Der Film war wohl schon 2008 fertig, kam aber erst dieses Jahr in den USA heraus. Grund dafür waren neben finanziellen Schwierigkeiten auch Probleme mit der Altersfreigabe des Films: ursprünglich sollte eine Freigabe PG13 angestrebt werden, doch Regisseur Dowse wollte auf gewisse Handelsstränge nicht verzichten (Barrys Koksextase z.B.) und so schwebte der Film in einem Zwischenstadium.
Letztendlich ist der Film eine romantische Komödie mit Koks, etwas Sex, mit Schulterpolstern und Musik von Wang Chung und Man without Hats.

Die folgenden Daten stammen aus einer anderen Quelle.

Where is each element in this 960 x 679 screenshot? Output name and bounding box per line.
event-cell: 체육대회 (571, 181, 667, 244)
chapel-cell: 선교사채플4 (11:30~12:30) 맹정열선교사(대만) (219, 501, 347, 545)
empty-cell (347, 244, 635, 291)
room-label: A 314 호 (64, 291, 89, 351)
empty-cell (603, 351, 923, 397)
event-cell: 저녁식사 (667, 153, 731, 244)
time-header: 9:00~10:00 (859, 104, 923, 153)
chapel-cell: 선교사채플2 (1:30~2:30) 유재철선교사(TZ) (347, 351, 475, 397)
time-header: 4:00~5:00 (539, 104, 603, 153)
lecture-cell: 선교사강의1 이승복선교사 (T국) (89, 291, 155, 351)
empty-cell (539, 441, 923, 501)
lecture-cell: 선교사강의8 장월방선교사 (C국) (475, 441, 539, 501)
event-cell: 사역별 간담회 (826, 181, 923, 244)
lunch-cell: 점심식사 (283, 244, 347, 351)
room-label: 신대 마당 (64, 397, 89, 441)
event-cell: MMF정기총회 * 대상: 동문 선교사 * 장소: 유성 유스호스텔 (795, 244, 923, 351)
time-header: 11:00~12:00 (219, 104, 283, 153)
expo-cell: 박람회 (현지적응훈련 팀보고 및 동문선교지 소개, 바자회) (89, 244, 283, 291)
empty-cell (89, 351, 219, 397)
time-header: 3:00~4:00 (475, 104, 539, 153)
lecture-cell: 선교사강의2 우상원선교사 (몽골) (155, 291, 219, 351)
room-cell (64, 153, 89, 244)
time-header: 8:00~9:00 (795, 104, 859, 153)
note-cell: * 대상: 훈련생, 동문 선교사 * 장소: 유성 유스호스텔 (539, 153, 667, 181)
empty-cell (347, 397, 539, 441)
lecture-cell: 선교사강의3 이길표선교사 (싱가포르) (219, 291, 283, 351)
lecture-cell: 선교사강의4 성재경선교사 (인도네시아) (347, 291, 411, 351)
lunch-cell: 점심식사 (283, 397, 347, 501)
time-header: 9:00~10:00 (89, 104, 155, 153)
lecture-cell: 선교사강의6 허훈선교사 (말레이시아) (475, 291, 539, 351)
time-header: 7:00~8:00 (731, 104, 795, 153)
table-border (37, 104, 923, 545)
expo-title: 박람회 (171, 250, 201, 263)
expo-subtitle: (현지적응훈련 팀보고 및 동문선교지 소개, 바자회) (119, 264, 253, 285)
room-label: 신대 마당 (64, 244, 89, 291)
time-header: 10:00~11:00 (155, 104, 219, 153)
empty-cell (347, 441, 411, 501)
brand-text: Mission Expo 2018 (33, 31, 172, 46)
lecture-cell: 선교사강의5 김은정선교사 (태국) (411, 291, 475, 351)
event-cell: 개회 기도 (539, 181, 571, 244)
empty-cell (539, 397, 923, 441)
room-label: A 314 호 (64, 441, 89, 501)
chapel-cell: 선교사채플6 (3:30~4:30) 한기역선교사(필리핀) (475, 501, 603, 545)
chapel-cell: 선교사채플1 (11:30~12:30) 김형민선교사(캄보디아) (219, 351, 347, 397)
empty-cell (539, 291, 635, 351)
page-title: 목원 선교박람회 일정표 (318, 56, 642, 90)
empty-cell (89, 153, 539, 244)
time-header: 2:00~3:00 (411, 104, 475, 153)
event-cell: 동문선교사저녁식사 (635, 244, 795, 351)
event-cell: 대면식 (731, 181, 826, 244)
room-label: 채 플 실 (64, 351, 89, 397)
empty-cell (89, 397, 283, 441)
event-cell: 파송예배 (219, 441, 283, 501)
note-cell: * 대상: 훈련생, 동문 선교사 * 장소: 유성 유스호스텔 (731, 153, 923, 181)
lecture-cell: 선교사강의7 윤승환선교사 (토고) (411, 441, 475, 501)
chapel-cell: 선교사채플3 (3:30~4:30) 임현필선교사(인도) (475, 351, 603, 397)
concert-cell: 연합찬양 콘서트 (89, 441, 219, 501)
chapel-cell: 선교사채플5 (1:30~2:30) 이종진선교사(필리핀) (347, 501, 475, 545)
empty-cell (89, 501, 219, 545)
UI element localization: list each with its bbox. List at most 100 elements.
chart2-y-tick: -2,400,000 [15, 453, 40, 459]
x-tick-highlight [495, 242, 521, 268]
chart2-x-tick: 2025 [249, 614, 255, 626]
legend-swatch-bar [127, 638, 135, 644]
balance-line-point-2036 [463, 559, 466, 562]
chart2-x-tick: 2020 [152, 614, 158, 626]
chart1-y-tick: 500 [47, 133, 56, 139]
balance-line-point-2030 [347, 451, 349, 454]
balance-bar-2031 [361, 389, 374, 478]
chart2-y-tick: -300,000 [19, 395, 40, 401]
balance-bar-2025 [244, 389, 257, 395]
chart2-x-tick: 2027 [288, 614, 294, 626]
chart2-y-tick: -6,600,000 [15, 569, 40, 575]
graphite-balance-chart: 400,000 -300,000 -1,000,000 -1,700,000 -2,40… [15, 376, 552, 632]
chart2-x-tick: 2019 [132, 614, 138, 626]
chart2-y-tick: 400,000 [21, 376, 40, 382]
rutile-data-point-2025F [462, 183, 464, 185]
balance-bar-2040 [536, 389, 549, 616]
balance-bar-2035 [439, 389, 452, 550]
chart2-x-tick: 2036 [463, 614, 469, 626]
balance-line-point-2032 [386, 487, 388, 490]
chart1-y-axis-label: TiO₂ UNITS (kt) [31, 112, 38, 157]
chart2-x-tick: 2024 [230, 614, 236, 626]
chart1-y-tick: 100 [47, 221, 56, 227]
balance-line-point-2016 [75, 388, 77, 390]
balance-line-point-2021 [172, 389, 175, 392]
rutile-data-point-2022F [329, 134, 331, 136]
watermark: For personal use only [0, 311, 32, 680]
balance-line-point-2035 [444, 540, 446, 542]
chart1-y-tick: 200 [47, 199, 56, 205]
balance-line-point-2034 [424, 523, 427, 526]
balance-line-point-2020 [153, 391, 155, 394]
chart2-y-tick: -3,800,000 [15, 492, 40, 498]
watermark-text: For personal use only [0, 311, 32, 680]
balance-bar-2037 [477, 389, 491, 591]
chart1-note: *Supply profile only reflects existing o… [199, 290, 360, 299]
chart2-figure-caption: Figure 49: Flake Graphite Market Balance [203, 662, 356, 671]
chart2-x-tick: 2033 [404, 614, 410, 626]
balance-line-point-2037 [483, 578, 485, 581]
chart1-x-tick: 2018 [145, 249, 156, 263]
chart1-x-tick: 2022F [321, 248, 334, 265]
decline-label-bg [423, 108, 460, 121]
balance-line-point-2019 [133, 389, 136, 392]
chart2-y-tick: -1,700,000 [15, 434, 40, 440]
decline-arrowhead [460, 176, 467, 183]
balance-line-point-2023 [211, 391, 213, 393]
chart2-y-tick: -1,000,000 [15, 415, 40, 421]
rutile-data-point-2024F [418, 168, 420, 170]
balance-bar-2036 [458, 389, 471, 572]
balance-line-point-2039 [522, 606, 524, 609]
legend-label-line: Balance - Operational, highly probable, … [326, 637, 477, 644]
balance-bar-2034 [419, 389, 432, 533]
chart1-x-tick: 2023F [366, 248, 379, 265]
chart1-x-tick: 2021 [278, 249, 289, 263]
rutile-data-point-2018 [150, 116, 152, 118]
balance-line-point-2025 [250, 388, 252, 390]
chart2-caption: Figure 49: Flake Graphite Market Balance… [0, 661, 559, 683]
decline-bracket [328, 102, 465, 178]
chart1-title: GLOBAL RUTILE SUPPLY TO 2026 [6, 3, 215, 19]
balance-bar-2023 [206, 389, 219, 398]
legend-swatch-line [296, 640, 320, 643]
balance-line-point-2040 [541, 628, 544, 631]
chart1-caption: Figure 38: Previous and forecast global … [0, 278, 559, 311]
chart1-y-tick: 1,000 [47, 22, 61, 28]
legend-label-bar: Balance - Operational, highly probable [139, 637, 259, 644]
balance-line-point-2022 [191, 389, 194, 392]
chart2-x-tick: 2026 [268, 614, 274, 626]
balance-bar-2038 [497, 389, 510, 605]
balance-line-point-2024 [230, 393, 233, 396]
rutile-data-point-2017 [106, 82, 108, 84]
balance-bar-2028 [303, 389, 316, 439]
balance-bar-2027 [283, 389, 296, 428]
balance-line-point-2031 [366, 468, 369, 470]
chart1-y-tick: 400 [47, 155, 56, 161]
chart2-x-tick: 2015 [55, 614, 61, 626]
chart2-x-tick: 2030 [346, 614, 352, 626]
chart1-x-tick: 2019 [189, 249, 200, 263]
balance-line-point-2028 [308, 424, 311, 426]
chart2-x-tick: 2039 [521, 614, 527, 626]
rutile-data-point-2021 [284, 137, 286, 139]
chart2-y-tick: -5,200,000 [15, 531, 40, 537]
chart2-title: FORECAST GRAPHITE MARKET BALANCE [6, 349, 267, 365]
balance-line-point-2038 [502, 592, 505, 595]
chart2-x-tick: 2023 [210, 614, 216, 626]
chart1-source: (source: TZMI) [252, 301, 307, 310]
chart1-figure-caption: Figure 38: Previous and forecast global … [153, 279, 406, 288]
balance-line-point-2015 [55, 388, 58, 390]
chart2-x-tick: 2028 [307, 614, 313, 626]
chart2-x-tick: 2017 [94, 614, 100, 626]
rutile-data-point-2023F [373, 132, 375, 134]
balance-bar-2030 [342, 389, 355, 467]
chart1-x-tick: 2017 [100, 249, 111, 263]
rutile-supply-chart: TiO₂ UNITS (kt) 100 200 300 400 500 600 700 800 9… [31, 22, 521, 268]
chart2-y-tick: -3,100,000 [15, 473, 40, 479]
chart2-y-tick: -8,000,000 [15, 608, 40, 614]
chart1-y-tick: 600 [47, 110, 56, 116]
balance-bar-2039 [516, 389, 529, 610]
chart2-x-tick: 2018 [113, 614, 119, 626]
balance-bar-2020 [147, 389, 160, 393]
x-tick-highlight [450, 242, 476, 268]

Er ist formelhaft, aber immerhin dabei so charmant und gut konsumierbar, dass es nie peinlich wird. Eine einzige Nacht wird für einige Beteiligten allesentscheidend sein und ihr Leben umkrempeln - also wirklich nichts Neues.
Aber einen wichtigen Anteil an seiner Unpeinlichkeit haben die Schauspieler und Figuren. Vor allem Dan Fogler als Barry bleibt in Erinnerung, auch die oberschnuckelige Teresa Palmer als Tori ist in jeder Hinsicht sehenswert sowie Topher Grace als Matt. 80er-Ikone Michael Biehn als kompromissloser Vater war auch ein schönes Wiedersehen, nur Anna Faris blieb als Matts Schwester etwas blass, allerdings war ihre Rolle auch etwas zu dünn und hat nicht gerade viel zum Film beigetragen.
Somit ein netter Film vor dem Hintergrund einer modisch und ideologisch fragwürdigen Zeit mit durchaus sympathischen Figuren. Kann man gucken, muss man nicht. Und eins muss man glaubwürdig finden: so schöne Frauen wie Teresa Palmer oder Michelle Trachtenberg (sie spielt ein Gothic-Girl auf Kyles Party) gab's in den 80ern vielleicht in L.A., aber nicht in unserer rheinischen Kleinstadt am Gymnasium. Verdammte 80er!